7.06.2006

the ugly part of motherhood

There is a lot to motherhood no one tells you about. Things that are avoided in conversation at play groups. Many, many things you figure out after going through various experiences and surviving them to find yourself still alive. Those things are what bad days are made up of.

Bad days have a way of taking form at the times you least expect it, when things seem to be going well. When you are smiling and organized and have a plan. When you have things to do, people to see, positive feelings shooting in all directions. Dinner planned and the carpet vacuumed. Then it can take a turn and go downhill faster than the biggest black diamond slope.

Not many people reading this will really understand what I am talking about. The art of losing it or trying not to lose it on a bad day is really a lonesome feeling I imagine not too many mothers I know struggle with.

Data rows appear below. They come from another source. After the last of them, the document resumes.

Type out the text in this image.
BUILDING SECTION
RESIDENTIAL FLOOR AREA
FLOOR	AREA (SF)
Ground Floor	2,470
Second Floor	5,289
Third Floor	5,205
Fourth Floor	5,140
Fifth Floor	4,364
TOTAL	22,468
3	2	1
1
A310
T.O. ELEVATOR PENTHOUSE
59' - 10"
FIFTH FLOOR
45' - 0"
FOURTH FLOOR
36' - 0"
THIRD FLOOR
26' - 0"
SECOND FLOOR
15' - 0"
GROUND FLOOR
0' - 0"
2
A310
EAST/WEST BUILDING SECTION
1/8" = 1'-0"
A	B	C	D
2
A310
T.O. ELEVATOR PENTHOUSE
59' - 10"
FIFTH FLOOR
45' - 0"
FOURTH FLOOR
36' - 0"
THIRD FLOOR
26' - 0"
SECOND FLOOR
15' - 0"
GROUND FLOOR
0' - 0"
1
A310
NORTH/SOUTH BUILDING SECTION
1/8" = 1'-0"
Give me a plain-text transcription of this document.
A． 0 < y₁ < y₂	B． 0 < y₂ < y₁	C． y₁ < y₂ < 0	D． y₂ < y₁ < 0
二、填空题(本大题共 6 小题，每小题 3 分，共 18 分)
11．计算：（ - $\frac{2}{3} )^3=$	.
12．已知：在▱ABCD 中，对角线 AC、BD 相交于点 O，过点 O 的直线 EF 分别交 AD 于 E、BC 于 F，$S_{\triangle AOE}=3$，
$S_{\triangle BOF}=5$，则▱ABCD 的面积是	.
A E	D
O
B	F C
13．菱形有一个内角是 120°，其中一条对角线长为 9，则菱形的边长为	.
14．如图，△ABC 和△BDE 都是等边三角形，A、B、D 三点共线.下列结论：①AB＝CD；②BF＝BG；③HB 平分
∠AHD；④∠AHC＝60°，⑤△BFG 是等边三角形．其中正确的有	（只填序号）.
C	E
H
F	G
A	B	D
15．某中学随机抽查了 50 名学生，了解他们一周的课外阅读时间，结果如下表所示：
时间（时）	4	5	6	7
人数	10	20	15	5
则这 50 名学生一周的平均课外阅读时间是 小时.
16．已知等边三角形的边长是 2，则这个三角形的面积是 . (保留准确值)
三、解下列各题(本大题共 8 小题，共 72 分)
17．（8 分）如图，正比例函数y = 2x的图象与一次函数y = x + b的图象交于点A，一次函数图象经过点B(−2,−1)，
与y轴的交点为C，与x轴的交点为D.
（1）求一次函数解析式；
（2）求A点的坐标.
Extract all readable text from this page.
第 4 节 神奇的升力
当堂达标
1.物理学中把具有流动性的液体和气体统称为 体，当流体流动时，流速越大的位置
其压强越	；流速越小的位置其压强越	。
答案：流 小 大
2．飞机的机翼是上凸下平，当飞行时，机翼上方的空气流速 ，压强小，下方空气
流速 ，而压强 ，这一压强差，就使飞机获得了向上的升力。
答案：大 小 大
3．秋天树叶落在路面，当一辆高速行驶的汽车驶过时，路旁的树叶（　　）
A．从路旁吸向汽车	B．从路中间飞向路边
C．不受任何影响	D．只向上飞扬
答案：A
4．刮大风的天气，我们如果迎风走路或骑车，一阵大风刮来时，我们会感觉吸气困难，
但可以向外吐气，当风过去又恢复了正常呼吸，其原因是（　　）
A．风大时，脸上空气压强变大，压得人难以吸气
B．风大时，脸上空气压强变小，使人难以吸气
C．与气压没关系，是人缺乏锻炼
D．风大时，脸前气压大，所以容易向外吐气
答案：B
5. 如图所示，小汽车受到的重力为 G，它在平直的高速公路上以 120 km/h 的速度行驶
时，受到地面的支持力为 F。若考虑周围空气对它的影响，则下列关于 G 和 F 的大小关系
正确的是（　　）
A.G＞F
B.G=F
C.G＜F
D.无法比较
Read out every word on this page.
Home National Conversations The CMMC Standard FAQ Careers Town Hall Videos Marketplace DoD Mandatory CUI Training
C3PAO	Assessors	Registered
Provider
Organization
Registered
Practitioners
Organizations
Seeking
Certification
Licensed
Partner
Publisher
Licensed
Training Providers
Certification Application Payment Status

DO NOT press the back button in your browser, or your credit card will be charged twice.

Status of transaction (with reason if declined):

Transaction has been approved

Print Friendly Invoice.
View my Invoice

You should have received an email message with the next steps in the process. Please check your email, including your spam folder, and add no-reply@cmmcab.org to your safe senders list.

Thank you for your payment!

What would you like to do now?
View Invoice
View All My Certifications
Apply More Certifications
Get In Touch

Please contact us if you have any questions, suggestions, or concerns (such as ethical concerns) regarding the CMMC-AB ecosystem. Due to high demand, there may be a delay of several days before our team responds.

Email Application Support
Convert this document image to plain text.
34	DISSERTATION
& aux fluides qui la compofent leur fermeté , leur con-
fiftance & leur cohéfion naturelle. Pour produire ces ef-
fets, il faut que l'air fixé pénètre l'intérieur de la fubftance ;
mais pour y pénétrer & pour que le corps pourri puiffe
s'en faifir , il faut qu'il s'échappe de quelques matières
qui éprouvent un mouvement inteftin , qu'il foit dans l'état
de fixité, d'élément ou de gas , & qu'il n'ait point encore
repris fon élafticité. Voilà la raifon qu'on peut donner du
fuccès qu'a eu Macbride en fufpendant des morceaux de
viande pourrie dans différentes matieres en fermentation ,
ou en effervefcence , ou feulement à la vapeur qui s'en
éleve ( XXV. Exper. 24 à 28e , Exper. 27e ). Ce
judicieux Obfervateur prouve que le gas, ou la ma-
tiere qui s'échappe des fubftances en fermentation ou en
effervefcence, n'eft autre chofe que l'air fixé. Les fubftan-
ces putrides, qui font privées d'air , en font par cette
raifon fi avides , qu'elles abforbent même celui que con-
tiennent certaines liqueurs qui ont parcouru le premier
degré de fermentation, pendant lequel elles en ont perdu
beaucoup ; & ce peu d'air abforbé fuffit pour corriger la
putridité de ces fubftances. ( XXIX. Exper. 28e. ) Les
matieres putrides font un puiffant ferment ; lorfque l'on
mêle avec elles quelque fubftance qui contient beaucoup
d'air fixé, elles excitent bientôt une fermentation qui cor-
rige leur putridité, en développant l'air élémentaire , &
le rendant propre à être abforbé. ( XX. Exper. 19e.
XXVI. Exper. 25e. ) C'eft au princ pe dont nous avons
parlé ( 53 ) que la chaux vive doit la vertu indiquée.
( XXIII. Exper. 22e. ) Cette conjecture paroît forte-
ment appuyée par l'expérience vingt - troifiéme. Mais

It’s the ugliest part of being a human and the worst demon to battle. It’s the darkest feeling you will ever feel and it’s such a black hole to climb out of. And no one else can really help you out of it. And there is no perfecting the trek out, sometimes it’s slippery and other times it’s only got cracks and crevices to assist in the escape.

It’s the times a 14 hour work day in the office was a piece of cake compared to today. I am envious of the road worker digging trenches. I plead with the plumber to trade me places for the rest of today. It’s the day those mothers in Bronxville with nannies have the right idea.

It’s those times that I instantly get the image of Thelma and Louise in the convertible with the wind in their hair and the great lip-stick smiling faces and you really think that would be such a great place to be right now, this instant. And if there was a button to push that would take you there you would not hesitate. And you might not even regret it for at least 30 miles into the drive.

So today I will try a new escape route. I will arrange my CDs in a new way and listen to music, just like John Cusak did in High Fidelity. I can see the sunlight again and I have roughly 30 minutes before the nap time is over and my transformation back into a good day needs to happen.

Oddly enough, just writing this has brought be a little further away from pushing that button.